UPDATE (02/23/2022): After an 8-hour hearing, the Indiana Senate judiciary committee unanimously passes HB 1077, which was the permitless handgun carry bill but has just been amended significantly. It now creates a provisional license and keeps the current permit system.
The bill could be amended again on the Senate floor to go back to being a permitless carry bill. The process is far from over. Any changes in the Senate also would need approval from House lawmakers.
INDIANAPOLIS – Some law enforcement agencies are raising questions about a bill that would allow Hoosiers age 18 and older to carry handguns without a permit.
House Bill 1077 is headed to the Indiana Senate after passing the House earlier this month.
“Without that permitting in place, there’s really no easy way for us to be able to determine whether somebody is allowed to carry a weapon or not,” said Deputy Chief Chuck McMichael of the Greenfield Police Department.

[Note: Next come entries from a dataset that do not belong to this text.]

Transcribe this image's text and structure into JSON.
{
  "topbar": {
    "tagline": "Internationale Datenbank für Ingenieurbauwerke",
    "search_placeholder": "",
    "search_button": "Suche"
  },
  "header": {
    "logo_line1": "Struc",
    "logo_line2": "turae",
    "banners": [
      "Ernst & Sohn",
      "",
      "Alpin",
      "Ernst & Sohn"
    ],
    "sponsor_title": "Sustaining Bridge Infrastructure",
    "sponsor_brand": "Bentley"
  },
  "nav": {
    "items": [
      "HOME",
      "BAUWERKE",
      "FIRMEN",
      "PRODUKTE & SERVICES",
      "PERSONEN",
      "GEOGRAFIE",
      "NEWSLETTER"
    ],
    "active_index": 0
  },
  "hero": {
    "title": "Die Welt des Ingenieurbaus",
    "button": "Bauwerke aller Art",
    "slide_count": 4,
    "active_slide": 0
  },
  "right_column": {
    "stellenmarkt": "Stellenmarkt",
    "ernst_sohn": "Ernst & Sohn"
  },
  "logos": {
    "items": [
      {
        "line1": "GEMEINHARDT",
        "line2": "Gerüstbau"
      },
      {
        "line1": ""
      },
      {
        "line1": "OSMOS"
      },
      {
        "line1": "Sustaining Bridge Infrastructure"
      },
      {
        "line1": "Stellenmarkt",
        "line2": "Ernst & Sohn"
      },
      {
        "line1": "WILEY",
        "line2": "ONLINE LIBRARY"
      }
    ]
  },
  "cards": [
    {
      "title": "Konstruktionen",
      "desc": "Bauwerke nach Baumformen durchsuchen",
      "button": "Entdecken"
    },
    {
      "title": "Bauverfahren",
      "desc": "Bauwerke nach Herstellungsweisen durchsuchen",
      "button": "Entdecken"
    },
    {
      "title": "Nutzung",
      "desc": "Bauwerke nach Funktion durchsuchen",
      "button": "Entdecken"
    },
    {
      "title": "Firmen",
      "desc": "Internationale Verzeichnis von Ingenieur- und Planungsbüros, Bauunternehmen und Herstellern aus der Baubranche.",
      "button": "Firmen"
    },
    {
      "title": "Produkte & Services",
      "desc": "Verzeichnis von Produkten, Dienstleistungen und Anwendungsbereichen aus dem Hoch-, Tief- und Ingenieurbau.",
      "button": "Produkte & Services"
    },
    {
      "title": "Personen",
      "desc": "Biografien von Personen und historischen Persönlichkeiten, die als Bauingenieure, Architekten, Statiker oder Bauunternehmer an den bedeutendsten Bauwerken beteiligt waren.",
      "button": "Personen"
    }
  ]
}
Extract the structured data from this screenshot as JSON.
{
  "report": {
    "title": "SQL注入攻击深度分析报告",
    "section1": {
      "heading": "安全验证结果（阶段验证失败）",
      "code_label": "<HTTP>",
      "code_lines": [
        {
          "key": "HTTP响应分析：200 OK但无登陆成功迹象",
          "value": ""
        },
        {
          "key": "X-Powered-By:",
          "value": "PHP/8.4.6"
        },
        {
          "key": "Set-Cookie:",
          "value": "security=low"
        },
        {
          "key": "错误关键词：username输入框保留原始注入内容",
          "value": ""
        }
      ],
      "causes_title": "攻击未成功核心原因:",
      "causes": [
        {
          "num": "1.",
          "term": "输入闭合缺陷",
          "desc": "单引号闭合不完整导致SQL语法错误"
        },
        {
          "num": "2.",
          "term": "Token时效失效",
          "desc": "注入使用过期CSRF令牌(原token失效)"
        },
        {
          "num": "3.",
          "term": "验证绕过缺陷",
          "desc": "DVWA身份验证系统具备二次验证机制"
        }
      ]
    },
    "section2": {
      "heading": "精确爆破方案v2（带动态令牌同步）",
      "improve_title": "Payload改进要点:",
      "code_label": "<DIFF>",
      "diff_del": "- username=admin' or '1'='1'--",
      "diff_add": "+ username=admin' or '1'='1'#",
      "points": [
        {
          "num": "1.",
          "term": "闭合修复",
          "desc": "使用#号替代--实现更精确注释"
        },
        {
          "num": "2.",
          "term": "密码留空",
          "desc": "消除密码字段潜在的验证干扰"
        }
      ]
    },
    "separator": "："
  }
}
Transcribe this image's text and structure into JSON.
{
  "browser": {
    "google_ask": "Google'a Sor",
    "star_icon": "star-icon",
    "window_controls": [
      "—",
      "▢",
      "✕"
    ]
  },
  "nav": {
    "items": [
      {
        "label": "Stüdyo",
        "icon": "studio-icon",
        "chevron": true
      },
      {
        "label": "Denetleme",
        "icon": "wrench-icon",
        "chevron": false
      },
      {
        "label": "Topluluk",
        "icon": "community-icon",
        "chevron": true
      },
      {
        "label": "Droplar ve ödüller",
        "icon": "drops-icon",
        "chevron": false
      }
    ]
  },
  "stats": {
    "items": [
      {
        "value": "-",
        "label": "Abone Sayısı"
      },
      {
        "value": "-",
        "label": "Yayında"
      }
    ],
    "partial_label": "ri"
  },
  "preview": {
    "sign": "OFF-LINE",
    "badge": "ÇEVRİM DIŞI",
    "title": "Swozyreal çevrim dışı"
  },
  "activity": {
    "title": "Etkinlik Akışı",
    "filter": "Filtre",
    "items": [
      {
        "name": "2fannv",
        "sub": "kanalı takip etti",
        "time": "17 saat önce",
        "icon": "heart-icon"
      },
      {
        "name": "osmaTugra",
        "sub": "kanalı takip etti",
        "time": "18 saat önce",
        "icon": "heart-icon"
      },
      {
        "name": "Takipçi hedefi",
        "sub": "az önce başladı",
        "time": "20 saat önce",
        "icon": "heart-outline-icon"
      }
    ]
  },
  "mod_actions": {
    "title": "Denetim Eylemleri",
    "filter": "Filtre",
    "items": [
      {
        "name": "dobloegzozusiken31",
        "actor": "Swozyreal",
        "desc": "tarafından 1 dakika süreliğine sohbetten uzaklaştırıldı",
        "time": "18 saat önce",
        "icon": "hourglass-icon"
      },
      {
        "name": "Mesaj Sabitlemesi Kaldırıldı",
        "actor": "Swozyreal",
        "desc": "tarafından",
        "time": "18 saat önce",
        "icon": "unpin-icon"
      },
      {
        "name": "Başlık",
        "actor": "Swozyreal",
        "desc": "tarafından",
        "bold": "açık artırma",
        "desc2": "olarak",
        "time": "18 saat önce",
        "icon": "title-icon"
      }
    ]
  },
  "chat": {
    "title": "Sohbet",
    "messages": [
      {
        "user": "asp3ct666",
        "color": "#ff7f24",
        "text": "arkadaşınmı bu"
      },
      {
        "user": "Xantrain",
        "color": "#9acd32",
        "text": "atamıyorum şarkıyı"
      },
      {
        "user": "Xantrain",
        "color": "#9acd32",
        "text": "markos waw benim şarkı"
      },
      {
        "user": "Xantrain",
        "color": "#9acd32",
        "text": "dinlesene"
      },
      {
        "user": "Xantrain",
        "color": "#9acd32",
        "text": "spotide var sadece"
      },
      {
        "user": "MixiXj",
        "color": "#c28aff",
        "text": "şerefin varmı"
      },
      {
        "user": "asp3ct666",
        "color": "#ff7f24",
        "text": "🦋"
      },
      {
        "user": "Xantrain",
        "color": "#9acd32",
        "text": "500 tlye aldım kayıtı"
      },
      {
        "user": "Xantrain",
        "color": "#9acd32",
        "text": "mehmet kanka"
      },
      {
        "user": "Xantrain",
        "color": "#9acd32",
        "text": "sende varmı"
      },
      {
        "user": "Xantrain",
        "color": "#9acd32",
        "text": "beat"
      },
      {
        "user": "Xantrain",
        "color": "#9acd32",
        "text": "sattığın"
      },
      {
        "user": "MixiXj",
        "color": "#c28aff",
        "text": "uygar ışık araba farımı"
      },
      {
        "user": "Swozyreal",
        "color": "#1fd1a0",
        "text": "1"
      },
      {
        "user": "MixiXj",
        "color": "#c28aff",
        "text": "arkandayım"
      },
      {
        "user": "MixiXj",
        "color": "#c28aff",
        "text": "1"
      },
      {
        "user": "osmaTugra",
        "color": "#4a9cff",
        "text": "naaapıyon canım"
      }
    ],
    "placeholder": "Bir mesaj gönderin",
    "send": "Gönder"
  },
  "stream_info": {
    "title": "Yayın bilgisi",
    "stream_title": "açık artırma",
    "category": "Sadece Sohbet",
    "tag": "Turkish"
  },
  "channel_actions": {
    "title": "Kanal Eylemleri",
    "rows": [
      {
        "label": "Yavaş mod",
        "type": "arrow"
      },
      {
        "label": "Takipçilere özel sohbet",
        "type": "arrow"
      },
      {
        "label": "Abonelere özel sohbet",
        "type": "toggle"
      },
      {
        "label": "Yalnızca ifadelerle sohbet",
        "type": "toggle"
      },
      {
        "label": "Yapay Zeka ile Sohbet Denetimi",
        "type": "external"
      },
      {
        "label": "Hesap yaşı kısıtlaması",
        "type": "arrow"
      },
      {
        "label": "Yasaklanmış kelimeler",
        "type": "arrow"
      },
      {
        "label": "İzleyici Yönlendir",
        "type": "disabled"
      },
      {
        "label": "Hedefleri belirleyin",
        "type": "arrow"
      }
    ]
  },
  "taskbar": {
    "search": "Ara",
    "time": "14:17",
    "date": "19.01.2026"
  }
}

Officers can easily check permits now, McMichael said. But without that kind of system, he’s worried about the potential impact on public safety, he added.
“Being able to protect those unable to protect themselves,” McMichael explained. “So we’re talking about those survivors of domestic abuse, family abuse.”
Advocates for the bill point out the proposal still prohibits anyone convicted of a felony or deemed mentally unfit from carrying a gun.
There are some Hoosiers with law enforcement backgrounds who support the measure.
“In 14 years, I’ve never seen a person legally carrying doing anything other than protecting themselves,” said Eric McBride, a reserve deputy who runs MTAC, a firearms academy in Muncie.
McBride said he believes the bill would not increase the number of people illegally carrying handguns. He feels by removing the permit process, more law-abiding Hoosiers could defend themselves more easily.
“We much rather would have responsible gun owners carrying on themselves and being able to protect themselves than not having them on them,” McBride said.
According to the U.S. Concealed Carry Association, 21 states currently allow permitless carry under certain qualifications.
A similar proposal in the state Senate recently received a committee hearing but was not given a vote.
It’s not yet clear how far the House bill may advance in the Senate.